Pour les mordus de la marque, encore sous BlackBerry 6 ou 7, la transition sera aisée, naturelle et permettra de sentir moins isolé du reste du monde mobile. Pour ceux qui viennent d’autres univers, le fossé applicatif est difficile à nier, mais l’argument de la qualité et de la productivité nous semble suffisant pour encourager à voir d’autres horizons. C’est un terminal qui ne s’accroche pas au « cloud » de son constructeur, mais fait office de grand rassembleur.
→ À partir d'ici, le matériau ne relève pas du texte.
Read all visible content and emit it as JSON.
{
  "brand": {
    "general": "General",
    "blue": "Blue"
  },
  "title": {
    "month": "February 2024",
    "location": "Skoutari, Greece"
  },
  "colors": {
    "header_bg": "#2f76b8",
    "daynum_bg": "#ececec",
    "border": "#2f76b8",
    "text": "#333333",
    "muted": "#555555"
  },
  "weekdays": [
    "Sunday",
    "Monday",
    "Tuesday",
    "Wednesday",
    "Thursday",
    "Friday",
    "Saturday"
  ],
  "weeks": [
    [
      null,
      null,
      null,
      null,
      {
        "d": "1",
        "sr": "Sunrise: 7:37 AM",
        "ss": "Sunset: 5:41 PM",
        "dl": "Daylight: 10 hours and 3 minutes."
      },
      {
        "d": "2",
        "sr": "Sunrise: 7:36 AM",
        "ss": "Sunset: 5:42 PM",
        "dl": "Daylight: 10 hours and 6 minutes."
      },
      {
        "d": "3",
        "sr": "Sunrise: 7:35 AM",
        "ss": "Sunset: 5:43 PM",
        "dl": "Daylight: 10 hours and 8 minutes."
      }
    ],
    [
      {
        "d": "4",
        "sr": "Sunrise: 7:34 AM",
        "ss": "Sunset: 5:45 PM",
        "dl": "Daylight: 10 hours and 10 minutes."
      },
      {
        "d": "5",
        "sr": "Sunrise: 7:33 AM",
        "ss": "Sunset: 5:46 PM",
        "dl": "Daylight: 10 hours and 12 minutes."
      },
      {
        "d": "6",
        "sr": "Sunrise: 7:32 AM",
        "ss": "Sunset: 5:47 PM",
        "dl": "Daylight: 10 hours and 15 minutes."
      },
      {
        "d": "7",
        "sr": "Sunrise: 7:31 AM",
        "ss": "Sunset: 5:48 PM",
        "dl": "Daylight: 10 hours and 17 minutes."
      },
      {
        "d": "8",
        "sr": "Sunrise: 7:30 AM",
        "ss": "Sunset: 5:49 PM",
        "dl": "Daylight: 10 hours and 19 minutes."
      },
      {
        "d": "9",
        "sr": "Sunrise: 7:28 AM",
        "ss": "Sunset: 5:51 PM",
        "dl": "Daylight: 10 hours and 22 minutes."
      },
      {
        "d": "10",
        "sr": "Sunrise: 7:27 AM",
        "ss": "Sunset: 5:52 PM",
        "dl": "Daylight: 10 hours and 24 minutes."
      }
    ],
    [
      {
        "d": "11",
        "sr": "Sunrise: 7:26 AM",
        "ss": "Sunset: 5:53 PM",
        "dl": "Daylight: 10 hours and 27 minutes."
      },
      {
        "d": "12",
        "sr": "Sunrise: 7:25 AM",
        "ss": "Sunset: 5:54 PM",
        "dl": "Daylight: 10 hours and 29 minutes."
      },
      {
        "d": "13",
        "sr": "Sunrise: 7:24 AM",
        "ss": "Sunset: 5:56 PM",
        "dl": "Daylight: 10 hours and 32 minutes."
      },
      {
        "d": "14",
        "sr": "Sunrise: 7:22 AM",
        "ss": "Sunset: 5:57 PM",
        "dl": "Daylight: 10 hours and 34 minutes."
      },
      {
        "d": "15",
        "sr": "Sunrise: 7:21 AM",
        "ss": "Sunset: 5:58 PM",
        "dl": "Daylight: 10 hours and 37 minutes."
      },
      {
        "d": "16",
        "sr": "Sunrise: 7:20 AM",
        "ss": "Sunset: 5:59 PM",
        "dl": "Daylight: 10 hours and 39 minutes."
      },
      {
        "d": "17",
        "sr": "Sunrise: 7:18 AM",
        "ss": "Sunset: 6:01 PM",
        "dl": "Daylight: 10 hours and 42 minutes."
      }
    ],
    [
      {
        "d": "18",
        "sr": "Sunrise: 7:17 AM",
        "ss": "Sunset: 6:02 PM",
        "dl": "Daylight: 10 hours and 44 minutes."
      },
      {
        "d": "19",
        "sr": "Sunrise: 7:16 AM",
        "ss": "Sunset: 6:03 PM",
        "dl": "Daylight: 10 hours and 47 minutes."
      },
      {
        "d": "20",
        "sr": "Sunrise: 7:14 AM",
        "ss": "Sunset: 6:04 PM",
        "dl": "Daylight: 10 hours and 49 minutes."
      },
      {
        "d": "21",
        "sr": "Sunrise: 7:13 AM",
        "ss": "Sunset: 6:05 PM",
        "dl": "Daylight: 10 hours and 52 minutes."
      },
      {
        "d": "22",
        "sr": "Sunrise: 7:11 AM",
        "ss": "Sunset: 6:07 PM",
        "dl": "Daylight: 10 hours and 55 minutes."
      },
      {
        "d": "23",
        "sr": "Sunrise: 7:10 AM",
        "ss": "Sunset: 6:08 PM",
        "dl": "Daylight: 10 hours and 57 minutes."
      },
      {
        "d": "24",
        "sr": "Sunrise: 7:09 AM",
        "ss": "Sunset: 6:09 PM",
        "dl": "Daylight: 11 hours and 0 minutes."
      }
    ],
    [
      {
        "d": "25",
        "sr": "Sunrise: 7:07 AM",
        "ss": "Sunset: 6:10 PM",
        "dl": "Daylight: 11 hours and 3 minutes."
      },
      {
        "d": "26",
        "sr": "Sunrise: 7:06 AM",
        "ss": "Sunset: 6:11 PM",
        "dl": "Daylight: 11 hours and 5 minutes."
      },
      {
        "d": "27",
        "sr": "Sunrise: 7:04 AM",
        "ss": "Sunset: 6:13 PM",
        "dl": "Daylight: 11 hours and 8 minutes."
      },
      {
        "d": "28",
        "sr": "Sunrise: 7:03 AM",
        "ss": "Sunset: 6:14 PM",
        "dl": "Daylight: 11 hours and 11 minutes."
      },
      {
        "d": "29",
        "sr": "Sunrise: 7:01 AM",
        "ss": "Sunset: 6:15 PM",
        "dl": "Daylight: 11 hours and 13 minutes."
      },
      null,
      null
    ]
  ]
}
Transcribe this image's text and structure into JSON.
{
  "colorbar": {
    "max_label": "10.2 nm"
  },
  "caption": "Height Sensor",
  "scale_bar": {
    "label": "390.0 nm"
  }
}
Si vous êtes actif sur LinkedIn, Gmail, Outlook.com, Yahoo!, Facebook, Twitter, Dropbox, Box, Evernote, plutôt que de passer son temps à surfer d’une appli à l’autre, BlackBerry 10 est le point central à partir duquel vous pouvez éviter le « même panier ». Quitte à ne pas faire confiance au cloud, mais à ce bon vieux glisser-déposer de fichiers, un concept que l’iPhone – miroir d’iTunes -, Windows Phone et (dans une mesure moindre) Android, voient comme une… tentation du passé.

Mise à jour 21 février. Les pré-commandes démarrent en Belgique (Fnac, Vandenborre). Le prix est fixé à 629 euros. Autant dire qu’à ce prix et sans financement d’un opérateur, ni Samsung ni Apple n’ont de craintes à avoir.